O último sonho de Marcelo Zelic. Por Rubens Valente

Da Agência Pública

Há duas semanas, Marcelo Zelic estava animado e cheio de esperança. Quase nove anos depois da conclusão da Comissão Nacional da Verdade, em dezembro de 2014, finalmente tudo fazia crer que o governo federal, agora inclusive com um inédito Ministério dos Povos Indígenas, abraçava a necessidade da criação de uma Comissão Nacional Indígena da Verdade. Depois de anos de omissão do Executivo, em especial todo o governo Jair “nenhum centímetro de terra indígena” Bolsonaro. A comissão específica foi uma das várias recomendações que a CNV fez ao Estado brasileiro no capítulo destinado às violações contra os povos indígenas e que jamais foram cumpridas – na verdade, nenhuma foi adotada até hoje. Agora a iniciativa tem o apoio declarado da ministra Sônia Guajajara (Povos Indígenas) e da presidente da Funai, Joênia Wapichana.

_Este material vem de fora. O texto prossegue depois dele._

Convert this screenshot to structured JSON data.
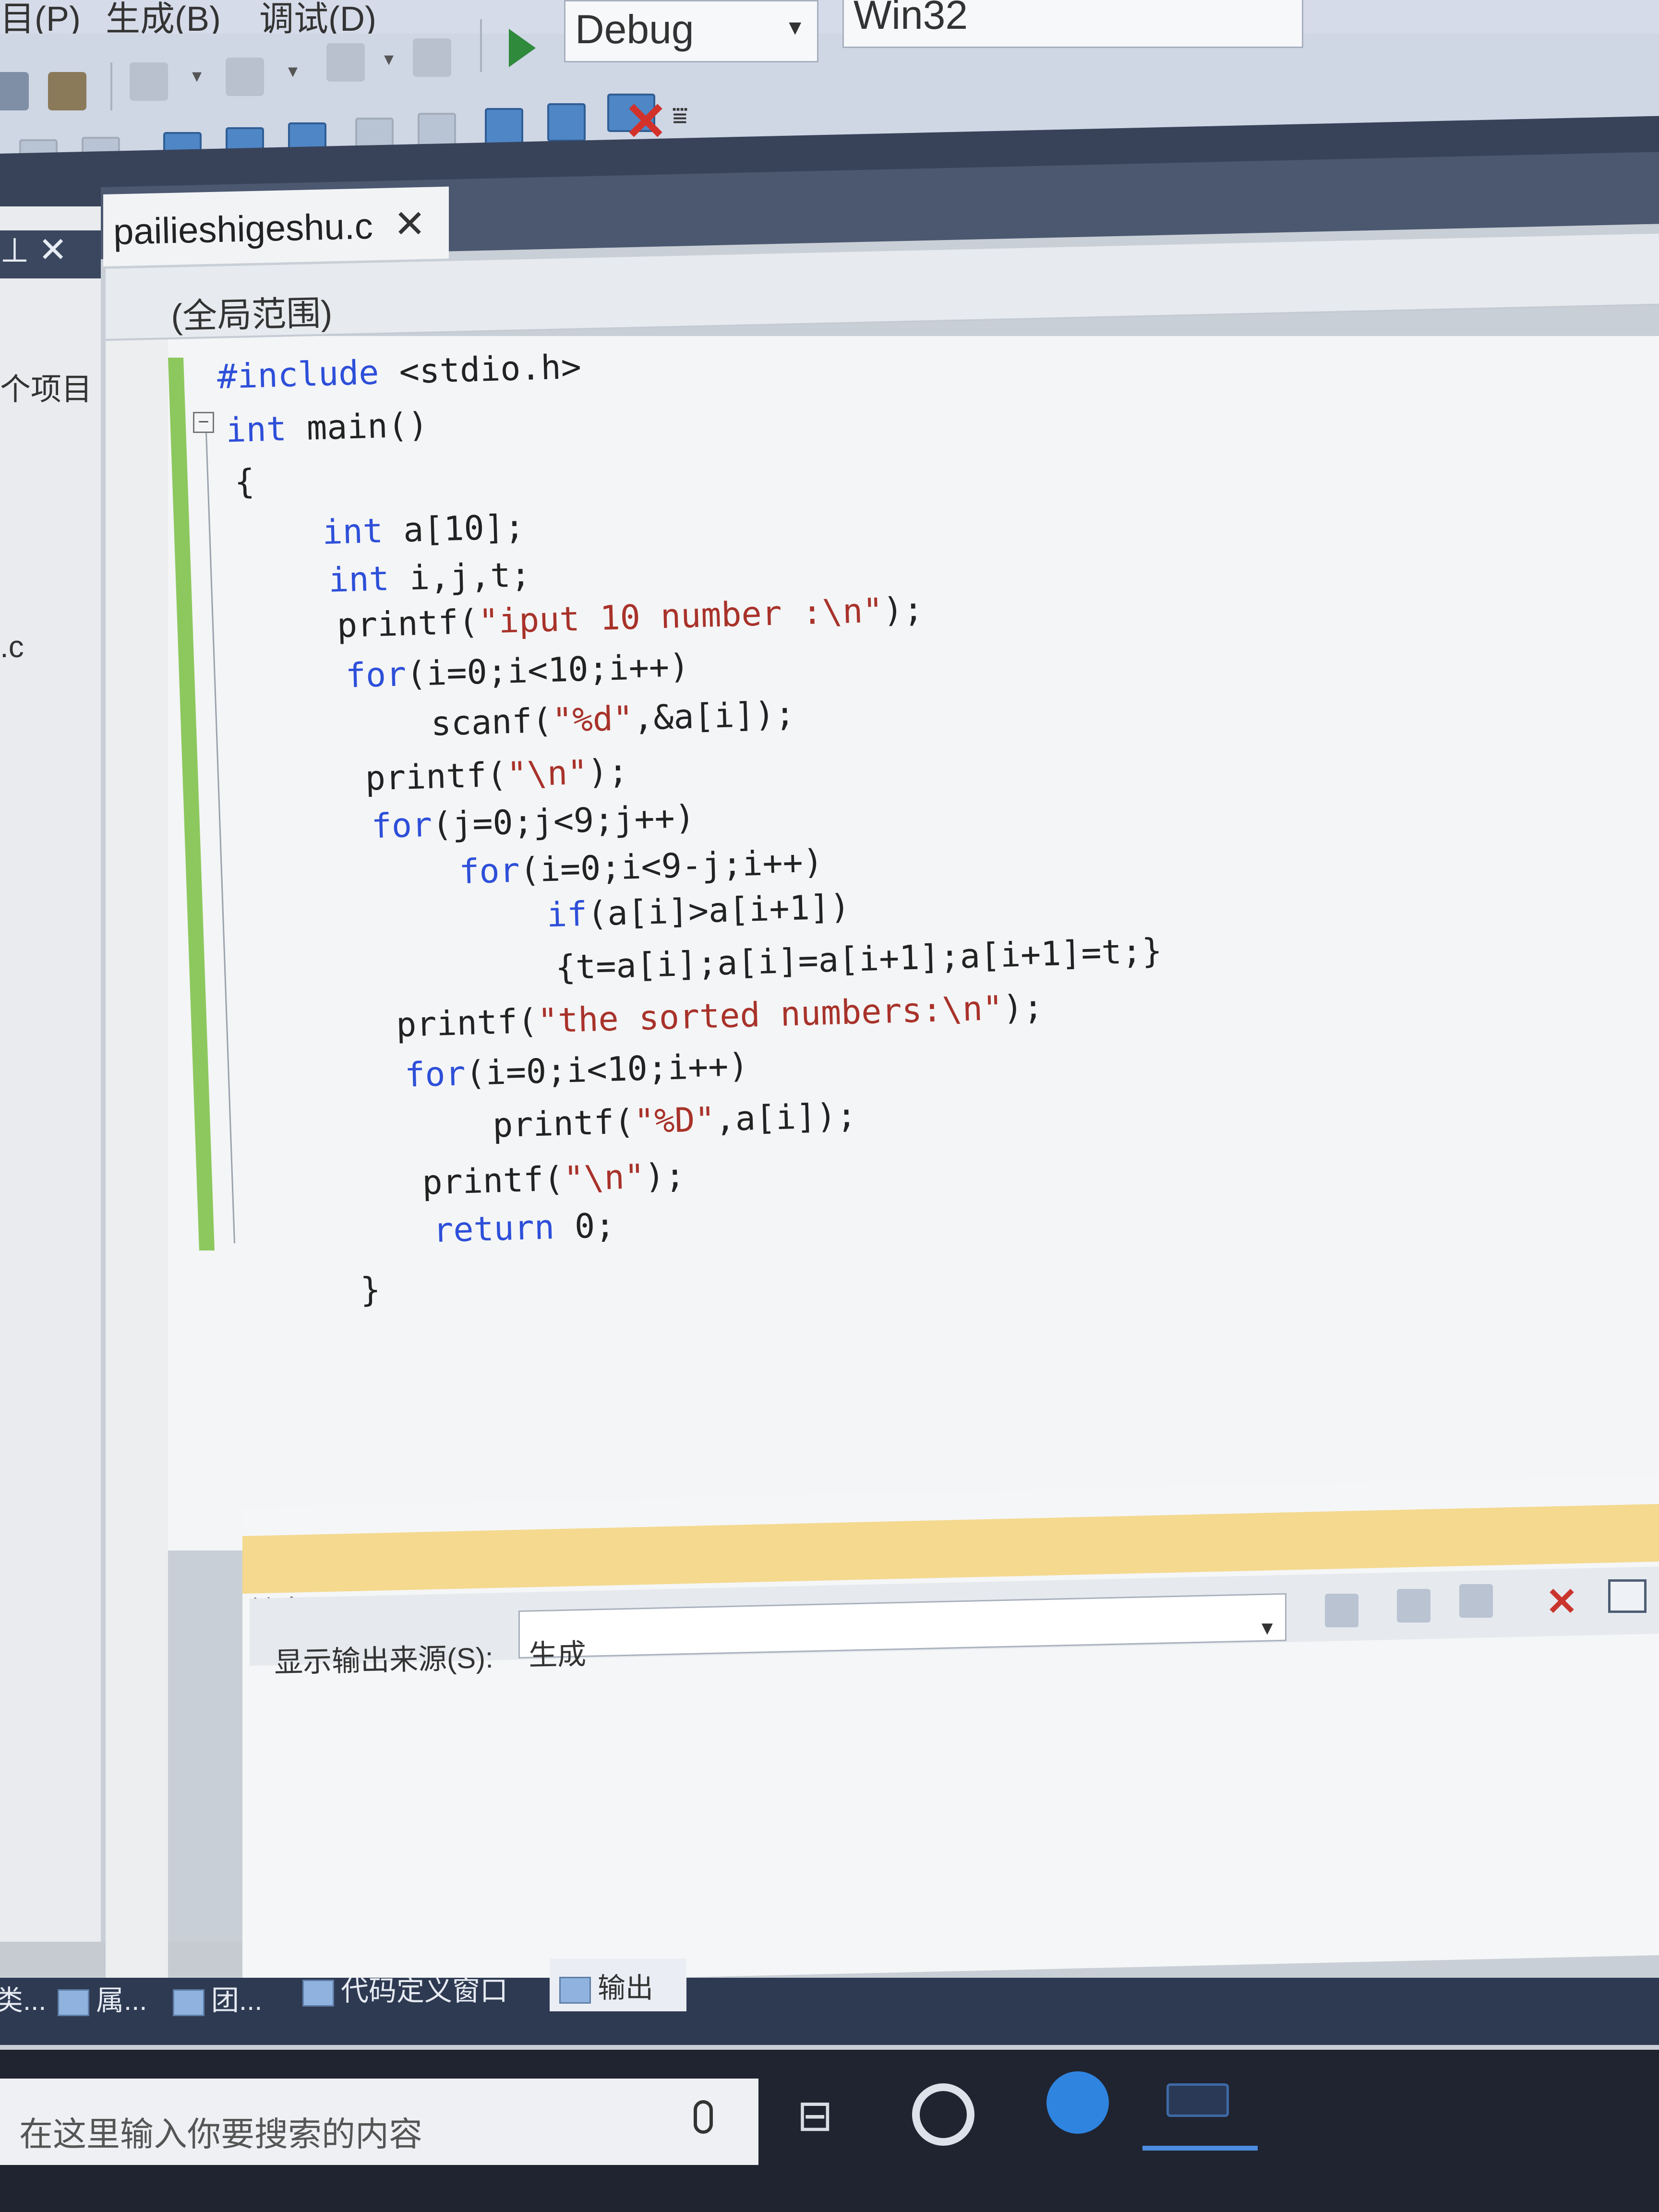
{
  "menubar": {
    "items": [
      "目(P)",
      "生成(B)",
      "调试(D)"
    ]
  },
  "toolbar": {
    "config_value": "Debug",
    "platform_value": "Win32"
  },
  "left_pane": {
    "label": "个项目",
    "file": ".c"
  },
  "editor": {
    "tab_name": "pailieshigeshu.c",
    "scope": "(全局范围)",
    "lines": [
      "#include <stdio.h>",
      "int main()",
      "{",
      "int a[10];",
      "int i,j,t;",
      "printf(\"iput 10 number :\\n\");",
      "for(i=0;i<10;i++)",
      "scanf(\"%d\",&a[i]);",
      "printf(\"\\n\");",
      "for(j=0;j<9;j++)",
      "for(i=0;i<9-j;i++)",
      "if(a[i]>a[i+1])",
      "{t=a[i];a[i]=a[i+1];a[i+1]=t;}",
      "printf(\"the sorted numbers:\\n\");",
      "for(i=0;i<10;i++)",
      "printf(\"%D\",a[i]);",
      "printf(\"\\n\");",
      "return 0;",
      "}"
    ]
  },
  "output": {
    "title": "输出",
    "source_label": "显示输出来源(S):",
    "source_value": "生成"
  },
  "bottom_tabs": [
    "类...",
    "属...",
    "团...",
    "代码定义窗口",
    "输出"
  ],
  "taskbar": {
    "search_placeholder": "在这里输入你要搜索的内容"
  }
}
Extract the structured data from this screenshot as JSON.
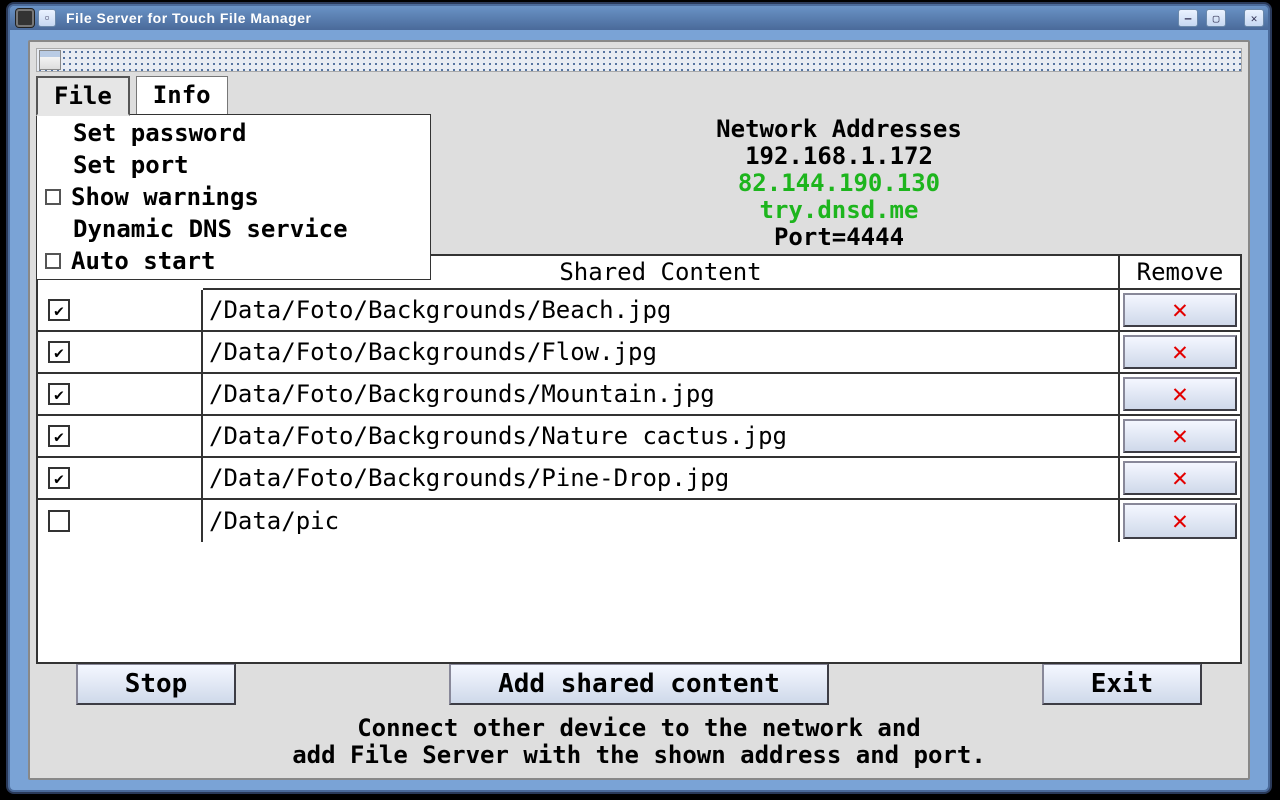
{
  "window": {
    "title": "File Server for Touch File Manager"
  },
  "menubar": {
    "items": [
      "File",
      "Info"
    ],
    "active_index": 0
  },
  "file_menu": {
    "items": [
      {
        "label": "Set password",
        "checkbox": false,
        "checked": false
      },
      {
        "label": "Set port",
        "checkbox": false,
        "checked": false
      },
      {
        "label": "Show warnings",
        "checkbox": true,
        "checked": false
      },
      {
        "label": "Dynamic DNS service",
        "checkbox": false,
        "checked": false
      },
      {
        "label": "Auto start",
        "checkbox": true,
        "checked": false
      }
    ]
  },
  "network": {
    "heading": "Network Addresses",
    "local_ip": "192.168.1.172",
    "public_ip": "82.144.190.130",
    "dns": "try.dnsd.me",
    "port_line": "Port=4444"
  },
  "table": {
    "header_shared": "Shared Content",
    "header_remove": "Remove",
    "rows": [
      {
        "checked": true,
        "path": "/Data/Foto/Backgrounds/Beach.jpg"
      },
      {
        "checked": true,
        "path": "/Data/Foto/Backgrounds/Flow.jpg"
      },
      {
        "checked": true,
        "path": "/Data/Foto/Backgrounds/Mountain.jpg"
      },
      {
        "checked": true,
        "path": "/Data/Foto/Backgrounds/Nature cactus.jpg"
      },
      {
        "checked": true,
        "path": "/Data/Foto/Backgrounds/Pine-Drop.jpg"
      },
      {
        "checked": false,
        "path": "/Data/pic"
      }
    ]
  },
  "buttons": {
    "stop": "Stop",
    "add": "Add shared content",
    "exit": "Exit"
  },
  "footer": {
    "line1": "Connect other device to the network and",
    "line2": "add File Server with the shown address and port."
  }
}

Na semana do ATL (Acampamento Terra Livre) em Brasília, Zelic falava o tempo todo sobre o assunto, sua derradeira sublime obsessão. Participei com ele, no dia 25 de abril, a convite da deputada federal Célia Xakriabá (PSOL-MG), de uma audiência na recém-criada Comissão da Amazônia e dos Povos Originários e Tradicionais. Zelic defendeu a necessidade de aprofundar a pesquisa do passado a fim de “buscar elementos que possam provar a ação e a conduta do Estado” e “buscar identificar no nosso presente a permanência dessa conduta e dessas violações e exigir do Estado […] mudança de conduta”.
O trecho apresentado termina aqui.